Patel Yashma, Bhise Vikram, Krupp Lauren
Department of Neurology. Stony Brook University Medical Center, Stony Brook, NY 11794 USA.
Ann Indian Acad Neurol. 2009 Oct;12(4):238-45. doi: 10.4103/0972-2327.58281.
Pediatric multiple sclerosis (MS) represents a particular MS subgroup with unique diagnostic challenges and many unanswered questions. Due to the narrow window of environmental exposures and clinical disease expression, children with MS may represent a particularly important group to study to gain a better understanding of MS pathogenesis. Acute disseminated encephalomyelitis (ADEM) is more common in children than in adults, often making the differential diagnosis of MS, particularly a clinically isolated syndrome, quite difficult. Although both disorders represent acute inflammatory disorders of the central nervous system and have overlapping symptoms, ADEM is typically (not always) self-limiting. The presence of encephalopathy is much more characteristic of ADEM and may help in distinguishing between the two. Young children (under ten years old) with MS differ the most from adults. They have a lower frequency of oligoclonal bands in their cerebrospinal fluid and are less likely to have discrete lesions on MRI. Problems of cognitive dysfunction and psychosocial adjustment have particularly serious implications in both children and teenagers with MS. Increased awareness of these difficulties and interventions are needed. While clinical research on therapies to alter the disease course is limited, the available data fortunately suggests that disease-modifying therapy is well tolerated and likely to be effective. Ultimately, multinational research studies are necessary to advance our knowledge of the causes, symptoms, and treatment of pediatric MS and such collaborations are currently underway.
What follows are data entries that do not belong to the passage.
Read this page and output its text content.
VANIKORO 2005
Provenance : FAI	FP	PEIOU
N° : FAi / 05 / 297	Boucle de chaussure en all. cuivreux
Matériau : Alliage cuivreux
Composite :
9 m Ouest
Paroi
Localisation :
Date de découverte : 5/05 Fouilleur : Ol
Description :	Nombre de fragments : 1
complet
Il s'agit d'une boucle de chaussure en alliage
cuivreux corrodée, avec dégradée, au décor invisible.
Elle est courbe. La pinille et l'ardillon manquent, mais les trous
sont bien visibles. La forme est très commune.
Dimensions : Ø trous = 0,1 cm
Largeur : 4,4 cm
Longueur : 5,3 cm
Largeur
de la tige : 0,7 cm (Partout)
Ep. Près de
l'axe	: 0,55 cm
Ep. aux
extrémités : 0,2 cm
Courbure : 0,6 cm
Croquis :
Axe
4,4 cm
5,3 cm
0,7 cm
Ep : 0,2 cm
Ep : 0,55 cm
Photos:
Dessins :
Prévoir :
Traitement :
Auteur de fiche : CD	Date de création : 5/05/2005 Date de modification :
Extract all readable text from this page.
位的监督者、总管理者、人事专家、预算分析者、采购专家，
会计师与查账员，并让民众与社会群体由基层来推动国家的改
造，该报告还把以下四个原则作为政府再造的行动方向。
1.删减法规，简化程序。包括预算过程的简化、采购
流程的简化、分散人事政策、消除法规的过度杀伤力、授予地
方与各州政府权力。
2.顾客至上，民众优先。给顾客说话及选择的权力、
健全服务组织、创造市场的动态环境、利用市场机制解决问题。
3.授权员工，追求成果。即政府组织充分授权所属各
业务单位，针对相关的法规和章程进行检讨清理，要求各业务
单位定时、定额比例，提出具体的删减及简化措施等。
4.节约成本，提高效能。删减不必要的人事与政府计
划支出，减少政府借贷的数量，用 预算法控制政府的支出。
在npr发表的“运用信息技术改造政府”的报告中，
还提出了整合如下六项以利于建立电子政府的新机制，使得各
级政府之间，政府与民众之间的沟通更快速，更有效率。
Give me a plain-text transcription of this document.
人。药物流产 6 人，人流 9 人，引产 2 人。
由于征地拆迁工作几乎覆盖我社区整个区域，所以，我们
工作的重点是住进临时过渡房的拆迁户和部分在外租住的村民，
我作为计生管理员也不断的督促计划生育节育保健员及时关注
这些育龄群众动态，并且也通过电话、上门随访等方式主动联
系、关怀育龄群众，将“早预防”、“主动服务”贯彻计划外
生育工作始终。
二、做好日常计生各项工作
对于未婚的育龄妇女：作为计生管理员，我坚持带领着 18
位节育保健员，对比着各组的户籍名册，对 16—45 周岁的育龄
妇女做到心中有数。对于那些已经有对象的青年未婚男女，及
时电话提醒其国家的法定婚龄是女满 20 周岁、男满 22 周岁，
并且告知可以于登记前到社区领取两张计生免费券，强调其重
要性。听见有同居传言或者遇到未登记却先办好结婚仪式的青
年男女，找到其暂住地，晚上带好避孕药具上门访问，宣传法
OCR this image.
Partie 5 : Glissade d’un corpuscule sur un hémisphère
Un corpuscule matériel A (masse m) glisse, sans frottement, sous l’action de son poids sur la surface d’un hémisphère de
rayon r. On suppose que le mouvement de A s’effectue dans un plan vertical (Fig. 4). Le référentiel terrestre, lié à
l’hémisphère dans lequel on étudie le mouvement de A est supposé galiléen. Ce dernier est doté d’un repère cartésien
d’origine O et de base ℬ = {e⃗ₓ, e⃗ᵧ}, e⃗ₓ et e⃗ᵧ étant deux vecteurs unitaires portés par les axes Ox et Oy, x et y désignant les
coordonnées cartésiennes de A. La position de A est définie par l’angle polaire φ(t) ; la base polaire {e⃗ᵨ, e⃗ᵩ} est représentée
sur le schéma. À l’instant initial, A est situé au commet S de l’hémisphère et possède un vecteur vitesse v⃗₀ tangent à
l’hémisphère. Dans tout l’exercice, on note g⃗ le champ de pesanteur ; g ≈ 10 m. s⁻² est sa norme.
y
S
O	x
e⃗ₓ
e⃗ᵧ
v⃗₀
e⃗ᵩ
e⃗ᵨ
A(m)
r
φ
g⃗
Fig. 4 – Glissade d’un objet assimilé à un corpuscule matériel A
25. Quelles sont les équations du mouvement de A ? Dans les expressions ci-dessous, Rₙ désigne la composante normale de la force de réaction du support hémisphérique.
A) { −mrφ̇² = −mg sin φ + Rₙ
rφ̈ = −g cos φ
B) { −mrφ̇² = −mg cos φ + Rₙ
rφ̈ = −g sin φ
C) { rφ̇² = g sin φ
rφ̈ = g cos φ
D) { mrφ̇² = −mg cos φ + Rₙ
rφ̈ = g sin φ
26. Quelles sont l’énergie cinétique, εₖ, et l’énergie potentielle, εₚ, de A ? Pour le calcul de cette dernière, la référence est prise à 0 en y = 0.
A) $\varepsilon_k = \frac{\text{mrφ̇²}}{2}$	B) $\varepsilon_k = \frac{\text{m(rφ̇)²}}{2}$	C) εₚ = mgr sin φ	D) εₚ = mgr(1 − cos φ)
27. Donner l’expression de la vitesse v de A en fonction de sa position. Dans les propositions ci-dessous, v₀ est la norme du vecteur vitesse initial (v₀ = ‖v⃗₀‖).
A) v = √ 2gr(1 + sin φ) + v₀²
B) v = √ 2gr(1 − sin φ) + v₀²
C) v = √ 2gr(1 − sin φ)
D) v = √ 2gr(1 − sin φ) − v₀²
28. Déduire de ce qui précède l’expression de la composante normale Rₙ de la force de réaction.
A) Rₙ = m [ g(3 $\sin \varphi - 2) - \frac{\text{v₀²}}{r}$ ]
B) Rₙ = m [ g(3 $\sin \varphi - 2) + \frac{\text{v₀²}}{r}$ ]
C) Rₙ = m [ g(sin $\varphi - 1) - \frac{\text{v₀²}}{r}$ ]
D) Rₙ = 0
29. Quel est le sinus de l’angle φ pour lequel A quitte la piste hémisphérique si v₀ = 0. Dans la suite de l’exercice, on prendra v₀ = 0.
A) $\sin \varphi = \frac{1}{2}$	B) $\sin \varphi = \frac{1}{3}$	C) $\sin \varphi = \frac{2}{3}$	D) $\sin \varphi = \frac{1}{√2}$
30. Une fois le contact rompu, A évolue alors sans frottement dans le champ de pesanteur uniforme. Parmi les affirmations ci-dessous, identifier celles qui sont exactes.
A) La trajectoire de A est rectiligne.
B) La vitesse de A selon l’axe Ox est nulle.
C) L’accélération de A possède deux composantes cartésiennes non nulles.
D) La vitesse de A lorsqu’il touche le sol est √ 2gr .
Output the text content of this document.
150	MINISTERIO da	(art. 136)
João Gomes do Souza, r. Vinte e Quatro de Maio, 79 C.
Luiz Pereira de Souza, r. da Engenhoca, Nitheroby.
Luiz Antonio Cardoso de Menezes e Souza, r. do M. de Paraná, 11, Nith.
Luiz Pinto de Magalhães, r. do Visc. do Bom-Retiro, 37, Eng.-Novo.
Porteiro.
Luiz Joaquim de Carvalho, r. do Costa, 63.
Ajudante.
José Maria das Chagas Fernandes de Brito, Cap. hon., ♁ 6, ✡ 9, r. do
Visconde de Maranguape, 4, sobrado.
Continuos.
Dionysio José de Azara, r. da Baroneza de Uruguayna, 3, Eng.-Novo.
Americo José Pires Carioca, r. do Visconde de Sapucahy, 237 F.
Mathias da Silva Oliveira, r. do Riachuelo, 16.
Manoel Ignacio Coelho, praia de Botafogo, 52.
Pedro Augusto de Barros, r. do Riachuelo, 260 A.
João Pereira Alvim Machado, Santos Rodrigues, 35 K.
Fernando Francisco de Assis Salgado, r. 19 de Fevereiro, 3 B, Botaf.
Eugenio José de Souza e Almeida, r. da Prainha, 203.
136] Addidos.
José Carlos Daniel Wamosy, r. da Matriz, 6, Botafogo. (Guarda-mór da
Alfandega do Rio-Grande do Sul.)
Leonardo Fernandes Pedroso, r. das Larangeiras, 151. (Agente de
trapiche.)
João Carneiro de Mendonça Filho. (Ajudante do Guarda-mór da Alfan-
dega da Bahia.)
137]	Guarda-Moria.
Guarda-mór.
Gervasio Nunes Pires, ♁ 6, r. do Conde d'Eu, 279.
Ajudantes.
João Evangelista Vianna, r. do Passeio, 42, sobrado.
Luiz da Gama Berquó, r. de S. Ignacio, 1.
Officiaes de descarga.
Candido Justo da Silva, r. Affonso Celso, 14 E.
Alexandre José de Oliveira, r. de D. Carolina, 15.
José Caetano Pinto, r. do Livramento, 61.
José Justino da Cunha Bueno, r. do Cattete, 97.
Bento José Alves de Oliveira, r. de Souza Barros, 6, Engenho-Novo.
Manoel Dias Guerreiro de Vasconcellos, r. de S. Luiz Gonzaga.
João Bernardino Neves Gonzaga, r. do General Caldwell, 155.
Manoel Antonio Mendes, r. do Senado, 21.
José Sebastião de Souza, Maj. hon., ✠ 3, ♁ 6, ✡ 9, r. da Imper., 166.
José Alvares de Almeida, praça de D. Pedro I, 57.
儿童多发性硬化症(MS)是多发性硬化症的一个特殊亚组,具有独特的诊断挑战和许多未解决的问题。由于环境暴露和临床疾病表现的窗口期较窄,患有MS的儿童可能是一个特别重要的研究群体,有助于更好地理解MS的发病机制。急性播散性脑脊髓炎(ADEM)在儿童中比在成人中更常见,这常常使MS的鉴别诊断,尤其是临床孤立综合征的诊断变得相当困难。尽管这两种疾病都代表中枢神经系统的急性炎症性疾病且症状重叠,但ADEM通常(并非总是)具有自限性。脑病的存在在ADEM中更具特征性,可能有助于区分这两种疾病。患有MS的幼儿(10岁以下)与成人差异最大。他们脑脊液中寡克隆带的频率较低,MRI上出现离散病变的可能性也较小。认知功能障碍和心理社会适应问题在患有MS的儿童和青少年中具有特别严重的影响。需要提高对这些困难的认识并进行干预。虽然关于改变疾病进程的疗法的临床研究有限,但现有数据幸运地表明,疾病修正疗法耐受性良好且可能有效。最终,开展跨国研究对于增进我们对儿童MS的病因、症状和治疗的了解是必要的,目前此类合作正在进行中。